Monday, June 13, 2011

‘Boiler Room’ Salesman Lied to Investors

I should hope so.
Otherwise the investors were really, really dumb.
From Bloomberg:
Baldwin Anderson was a salesman for a New York “boiler room” and misled investors into paying for phony stock tips and investment advice, a federal prosecutor told jurors at the start of his criminal trial in Brooklyn.
Anderson, 57, helped Gryphon Holdings Inc. defraud investors out of $20 million, prosecutors said. Gryphon told victims its office was on Wall Street or even in the New York Stock Exchange when it was in a strip mall in the New York borough of Staten Island, according to Baldwin’s indictment.
“The defendant worked in what is known as a boiler room,” Assistant U.S. Attorney Roger Burlingame told jurors in his opening statement today in federal court. “The evidence is going to show that the defendant lied about what Gryphon was and who worked there.”
Anderson is the only defendant out of 18 charged in the case to go to trial. The rest pleaded guilty.
Kenneth Marsh, 44, who ran Gryphon, was the last to plead, admitting his guilt in the scheme on April 14. He’s scheduled to be sentenced July 12.
Anderson made about $843,000 in two years working at Gryphon, according to a related civil lawsuit by the U.S. Securities and Exchange Commission.
“He never lied to anybody, he never intentionally misled anybody and he never tried to defraud anybody,” Michael Padden, Anderson’s lawyer, told jurors in his opening statement. “What he thought he was selling was a legitimate product.”

Investment Recommendations
Gryphon charged clients as little as $99 and as much as $250,000 for access to its investment recommendations, according the SEC suit. Clients often lost money on trades suggested by Gryphon, the SEC said.

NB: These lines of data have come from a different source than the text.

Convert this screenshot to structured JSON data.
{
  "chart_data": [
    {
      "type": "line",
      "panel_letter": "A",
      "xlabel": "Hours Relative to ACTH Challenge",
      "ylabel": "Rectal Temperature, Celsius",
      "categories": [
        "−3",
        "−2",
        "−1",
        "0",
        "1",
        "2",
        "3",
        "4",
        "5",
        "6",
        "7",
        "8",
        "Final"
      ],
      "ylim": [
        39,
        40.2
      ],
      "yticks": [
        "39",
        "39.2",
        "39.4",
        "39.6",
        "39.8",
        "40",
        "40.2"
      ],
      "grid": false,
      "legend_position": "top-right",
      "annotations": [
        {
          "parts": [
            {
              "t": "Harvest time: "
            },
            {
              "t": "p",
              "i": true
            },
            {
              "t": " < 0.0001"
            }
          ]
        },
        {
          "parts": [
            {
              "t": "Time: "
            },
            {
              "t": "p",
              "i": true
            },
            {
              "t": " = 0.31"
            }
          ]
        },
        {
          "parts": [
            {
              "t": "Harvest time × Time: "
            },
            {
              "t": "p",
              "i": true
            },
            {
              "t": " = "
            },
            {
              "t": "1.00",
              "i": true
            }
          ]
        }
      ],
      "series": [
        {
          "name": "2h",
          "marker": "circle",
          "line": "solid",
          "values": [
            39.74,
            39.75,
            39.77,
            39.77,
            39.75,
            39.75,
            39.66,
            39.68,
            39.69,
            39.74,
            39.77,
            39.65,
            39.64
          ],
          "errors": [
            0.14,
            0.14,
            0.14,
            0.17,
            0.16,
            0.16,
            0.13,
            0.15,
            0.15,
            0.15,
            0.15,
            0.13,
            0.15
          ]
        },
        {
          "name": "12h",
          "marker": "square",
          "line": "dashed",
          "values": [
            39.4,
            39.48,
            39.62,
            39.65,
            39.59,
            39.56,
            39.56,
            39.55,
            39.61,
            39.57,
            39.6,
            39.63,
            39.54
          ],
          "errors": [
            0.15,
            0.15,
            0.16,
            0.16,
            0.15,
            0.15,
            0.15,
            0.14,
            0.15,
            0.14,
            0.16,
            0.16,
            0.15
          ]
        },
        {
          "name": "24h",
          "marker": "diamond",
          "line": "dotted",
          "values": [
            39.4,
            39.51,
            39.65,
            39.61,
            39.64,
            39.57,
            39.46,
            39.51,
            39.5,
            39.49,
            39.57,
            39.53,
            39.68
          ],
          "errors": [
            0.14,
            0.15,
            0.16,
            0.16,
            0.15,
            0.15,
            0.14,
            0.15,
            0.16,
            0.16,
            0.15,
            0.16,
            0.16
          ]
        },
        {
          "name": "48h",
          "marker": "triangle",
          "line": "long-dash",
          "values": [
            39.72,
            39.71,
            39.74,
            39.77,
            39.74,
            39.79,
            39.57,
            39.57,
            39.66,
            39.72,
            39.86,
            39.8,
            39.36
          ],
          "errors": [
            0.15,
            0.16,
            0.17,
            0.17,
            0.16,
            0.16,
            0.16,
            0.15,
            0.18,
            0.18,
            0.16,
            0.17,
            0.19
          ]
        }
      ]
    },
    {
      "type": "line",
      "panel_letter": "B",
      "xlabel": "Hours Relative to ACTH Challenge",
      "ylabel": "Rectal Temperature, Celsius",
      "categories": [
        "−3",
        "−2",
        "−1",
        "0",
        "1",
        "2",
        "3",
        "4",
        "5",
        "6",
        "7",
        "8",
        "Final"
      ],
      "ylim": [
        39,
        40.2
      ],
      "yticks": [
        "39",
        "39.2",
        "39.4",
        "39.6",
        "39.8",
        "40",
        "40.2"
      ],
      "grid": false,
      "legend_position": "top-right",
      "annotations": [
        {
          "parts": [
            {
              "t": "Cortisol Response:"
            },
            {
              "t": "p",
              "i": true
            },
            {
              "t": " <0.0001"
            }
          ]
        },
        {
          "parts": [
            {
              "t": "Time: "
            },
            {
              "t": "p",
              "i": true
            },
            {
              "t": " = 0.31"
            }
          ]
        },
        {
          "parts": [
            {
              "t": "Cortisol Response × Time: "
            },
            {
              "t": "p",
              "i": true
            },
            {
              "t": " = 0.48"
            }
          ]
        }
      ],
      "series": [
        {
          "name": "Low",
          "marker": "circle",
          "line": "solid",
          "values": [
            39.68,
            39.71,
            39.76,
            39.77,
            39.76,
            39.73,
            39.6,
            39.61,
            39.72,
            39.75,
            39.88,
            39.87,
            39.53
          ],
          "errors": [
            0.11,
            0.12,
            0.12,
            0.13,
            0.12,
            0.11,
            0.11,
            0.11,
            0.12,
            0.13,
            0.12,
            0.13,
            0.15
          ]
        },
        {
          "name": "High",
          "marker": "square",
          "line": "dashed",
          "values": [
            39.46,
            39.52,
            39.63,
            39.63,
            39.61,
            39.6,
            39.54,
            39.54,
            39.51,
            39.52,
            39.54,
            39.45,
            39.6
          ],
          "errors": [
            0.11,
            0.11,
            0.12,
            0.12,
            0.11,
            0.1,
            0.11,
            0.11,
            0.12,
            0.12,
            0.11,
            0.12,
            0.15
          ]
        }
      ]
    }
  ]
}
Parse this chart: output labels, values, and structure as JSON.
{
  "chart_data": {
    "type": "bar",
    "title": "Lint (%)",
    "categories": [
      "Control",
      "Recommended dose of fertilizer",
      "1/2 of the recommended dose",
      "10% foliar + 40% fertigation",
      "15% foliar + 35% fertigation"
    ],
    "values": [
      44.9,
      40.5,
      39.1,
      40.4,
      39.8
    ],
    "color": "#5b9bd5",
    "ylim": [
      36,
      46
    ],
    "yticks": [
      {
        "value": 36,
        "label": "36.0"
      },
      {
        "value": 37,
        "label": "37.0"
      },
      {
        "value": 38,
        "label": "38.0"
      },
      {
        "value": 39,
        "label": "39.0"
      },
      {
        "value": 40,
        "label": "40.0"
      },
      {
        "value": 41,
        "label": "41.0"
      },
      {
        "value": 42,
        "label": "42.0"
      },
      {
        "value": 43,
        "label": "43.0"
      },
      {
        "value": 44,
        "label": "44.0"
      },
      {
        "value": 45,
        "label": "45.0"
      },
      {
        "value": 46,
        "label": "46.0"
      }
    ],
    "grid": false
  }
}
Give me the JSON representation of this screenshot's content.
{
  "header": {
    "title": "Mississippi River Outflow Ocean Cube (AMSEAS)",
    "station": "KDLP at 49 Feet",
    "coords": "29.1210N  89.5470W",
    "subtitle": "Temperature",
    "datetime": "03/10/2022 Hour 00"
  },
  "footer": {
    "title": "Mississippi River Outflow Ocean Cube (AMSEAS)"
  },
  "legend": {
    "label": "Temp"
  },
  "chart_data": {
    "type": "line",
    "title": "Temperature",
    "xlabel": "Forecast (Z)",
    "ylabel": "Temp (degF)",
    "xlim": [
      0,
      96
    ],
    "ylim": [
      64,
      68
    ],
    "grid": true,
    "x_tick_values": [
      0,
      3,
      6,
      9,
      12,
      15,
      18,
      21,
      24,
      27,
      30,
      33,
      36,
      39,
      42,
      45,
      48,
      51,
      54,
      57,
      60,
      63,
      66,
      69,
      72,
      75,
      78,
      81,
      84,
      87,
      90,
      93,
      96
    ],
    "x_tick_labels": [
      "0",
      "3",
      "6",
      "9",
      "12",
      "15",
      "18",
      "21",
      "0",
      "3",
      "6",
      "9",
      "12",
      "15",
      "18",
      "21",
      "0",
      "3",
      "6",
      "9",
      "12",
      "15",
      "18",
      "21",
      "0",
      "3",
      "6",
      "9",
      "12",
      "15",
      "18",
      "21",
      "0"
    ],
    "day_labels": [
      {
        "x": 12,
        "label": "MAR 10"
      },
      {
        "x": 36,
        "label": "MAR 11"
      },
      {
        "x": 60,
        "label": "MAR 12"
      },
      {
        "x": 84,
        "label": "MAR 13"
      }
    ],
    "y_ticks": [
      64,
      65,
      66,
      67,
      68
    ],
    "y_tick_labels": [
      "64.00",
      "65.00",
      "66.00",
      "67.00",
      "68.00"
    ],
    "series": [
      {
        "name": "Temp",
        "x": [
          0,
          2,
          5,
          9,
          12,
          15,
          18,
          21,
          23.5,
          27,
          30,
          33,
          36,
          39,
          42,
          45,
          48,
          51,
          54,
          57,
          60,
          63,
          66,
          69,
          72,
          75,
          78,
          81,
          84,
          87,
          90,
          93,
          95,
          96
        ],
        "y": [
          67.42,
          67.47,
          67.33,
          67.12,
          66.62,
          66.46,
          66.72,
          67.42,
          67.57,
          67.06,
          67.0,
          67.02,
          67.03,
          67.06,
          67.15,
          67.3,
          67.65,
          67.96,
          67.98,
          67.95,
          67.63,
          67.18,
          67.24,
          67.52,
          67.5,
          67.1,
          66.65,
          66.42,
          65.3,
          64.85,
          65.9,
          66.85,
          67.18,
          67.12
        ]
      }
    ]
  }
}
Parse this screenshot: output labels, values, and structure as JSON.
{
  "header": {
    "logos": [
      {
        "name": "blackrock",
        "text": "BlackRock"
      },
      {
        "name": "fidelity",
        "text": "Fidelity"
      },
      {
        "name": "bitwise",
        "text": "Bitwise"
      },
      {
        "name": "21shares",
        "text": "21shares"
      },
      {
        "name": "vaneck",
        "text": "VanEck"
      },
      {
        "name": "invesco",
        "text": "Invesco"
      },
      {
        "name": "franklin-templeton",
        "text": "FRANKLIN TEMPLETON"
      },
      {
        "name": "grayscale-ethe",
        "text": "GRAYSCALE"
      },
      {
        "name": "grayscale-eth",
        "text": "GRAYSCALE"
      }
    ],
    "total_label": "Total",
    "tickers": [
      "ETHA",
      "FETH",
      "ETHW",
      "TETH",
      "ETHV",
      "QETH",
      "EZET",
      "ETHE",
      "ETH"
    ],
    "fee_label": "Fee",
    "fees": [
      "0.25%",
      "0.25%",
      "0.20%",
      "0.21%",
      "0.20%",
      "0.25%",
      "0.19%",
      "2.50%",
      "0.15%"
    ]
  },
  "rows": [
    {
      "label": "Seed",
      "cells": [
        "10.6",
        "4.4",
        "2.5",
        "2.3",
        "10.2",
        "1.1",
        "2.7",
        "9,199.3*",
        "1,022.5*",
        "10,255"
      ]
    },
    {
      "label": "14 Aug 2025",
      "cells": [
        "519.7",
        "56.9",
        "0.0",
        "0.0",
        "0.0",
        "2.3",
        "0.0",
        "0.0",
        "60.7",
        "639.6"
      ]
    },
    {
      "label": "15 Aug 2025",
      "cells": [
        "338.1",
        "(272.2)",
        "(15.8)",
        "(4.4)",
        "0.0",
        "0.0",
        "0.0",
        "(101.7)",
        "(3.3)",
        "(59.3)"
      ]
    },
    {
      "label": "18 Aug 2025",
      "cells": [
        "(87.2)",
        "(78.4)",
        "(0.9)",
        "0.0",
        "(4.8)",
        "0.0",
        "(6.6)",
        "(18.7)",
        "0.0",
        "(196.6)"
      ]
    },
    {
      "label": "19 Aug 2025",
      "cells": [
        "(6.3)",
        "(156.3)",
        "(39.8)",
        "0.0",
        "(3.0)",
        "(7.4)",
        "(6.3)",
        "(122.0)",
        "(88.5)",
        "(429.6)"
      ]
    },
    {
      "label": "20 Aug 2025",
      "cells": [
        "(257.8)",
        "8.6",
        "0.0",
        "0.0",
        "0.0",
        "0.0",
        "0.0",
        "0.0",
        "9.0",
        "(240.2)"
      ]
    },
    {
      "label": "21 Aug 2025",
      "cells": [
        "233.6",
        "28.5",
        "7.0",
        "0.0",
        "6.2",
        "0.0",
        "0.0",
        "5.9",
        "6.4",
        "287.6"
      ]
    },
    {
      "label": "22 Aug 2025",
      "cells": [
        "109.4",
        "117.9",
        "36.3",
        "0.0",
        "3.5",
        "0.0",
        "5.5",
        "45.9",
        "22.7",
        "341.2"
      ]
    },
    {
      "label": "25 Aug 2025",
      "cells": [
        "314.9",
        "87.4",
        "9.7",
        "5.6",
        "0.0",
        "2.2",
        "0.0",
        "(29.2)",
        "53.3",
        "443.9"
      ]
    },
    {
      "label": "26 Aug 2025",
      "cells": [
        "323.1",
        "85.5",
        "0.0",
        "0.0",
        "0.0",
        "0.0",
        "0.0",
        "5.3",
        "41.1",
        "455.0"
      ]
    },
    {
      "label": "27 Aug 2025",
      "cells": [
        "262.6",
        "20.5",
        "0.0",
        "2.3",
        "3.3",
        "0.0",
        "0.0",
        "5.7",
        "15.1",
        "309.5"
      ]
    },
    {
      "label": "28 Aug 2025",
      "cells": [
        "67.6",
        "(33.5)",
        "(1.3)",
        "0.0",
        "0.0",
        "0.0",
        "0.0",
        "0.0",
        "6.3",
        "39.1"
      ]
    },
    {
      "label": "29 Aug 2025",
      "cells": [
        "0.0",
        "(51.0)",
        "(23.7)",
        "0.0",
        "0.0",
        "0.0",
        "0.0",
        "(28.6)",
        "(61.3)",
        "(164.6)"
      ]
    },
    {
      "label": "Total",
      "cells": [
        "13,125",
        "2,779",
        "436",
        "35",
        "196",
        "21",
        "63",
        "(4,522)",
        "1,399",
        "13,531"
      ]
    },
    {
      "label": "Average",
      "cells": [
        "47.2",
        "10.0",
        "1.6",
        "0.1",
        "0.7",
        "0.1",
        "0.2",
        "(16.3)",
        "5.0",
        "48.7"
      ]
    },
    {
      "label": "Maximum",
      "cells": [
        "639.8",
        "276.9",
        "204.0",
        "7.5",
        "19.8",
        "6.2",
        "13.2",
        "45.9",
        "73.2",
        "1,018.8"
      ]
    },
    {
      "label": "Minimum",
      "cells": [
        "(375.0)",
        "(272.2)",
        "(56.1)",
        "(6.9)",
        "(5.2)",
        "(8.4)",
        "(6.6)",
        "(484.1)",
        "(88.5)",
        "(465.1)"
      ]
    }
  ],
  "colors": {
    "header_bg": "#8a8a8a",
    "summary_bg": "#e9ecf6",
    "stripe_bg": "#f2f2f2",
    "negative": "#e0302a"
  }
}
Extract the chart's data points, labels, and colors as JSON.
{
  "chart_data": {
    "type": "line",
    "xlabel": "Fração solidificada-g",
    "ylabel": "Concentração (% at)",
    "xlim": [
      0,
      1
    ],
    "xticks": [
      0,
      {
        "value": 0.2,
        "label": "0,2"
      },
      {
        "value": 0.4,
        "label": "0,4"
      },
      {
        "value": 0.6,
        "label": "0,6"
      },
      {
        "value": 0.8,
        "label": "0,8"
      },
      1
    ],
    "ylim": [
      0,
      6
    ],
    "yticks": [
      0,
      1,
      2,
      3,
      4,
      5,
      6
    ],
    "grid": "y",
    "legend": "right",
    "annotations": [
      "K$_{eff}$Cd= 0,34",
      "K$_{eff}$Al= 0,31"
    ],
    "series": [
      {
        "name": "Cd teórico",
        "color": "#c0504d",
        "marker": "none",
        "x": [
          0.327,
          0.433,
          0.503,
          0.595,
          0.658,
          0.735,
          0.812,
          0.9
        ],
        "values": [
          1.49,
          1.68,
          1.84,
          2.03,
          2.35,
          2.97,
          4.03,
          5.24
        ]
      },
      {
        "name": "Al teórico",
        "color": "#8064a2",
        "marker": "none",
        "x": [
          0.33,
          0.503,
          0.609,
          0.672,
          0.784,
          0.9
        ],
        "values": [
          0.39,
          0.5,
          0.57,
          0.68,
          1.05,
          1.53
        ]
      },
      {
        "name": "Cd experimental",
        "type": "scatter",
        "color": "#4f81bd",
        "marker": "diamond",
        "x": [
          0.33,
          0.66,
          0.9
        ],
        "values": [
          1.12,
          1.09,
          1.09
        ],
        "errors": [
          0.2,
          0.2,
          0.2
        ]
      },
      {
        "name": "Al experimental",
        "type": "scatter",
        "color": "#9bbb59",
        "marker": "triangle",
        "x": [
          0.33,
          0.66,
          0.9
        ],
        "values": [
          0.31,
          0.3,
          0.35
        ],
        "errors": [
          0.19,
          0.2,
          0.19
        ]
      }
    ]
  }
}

The government’s criminal case against Anderson will include testimony from 14 victims, according to court papers. U.S. District Judge Jack Weinstein is presiding over the trial.
The Gryphon scheme lasted from 2005 to 2010, according to the indictment. The company falsely claimed to have a trading desk and a $1.4 billion hedge fund, the government said.

Burlingame, the prosecutor, told jurors that Gryphon’s sales force, which Anderson was a part of, lied to potential investors about Marsh’s name, educational background and career history, and didn’t tell them that he’d been barred from the securities industry....MORE
Other than the guy's name, and c.v.... Oh yeah, the Soros Connection.
[sounds like a Ludlum novel -ed]

From last December's "The Mob on Wall Street (again)":
"...Props from George Soros, who is quoted as saying: “Alone, the Gryphon Financial are incredible, together they are unstoppable.”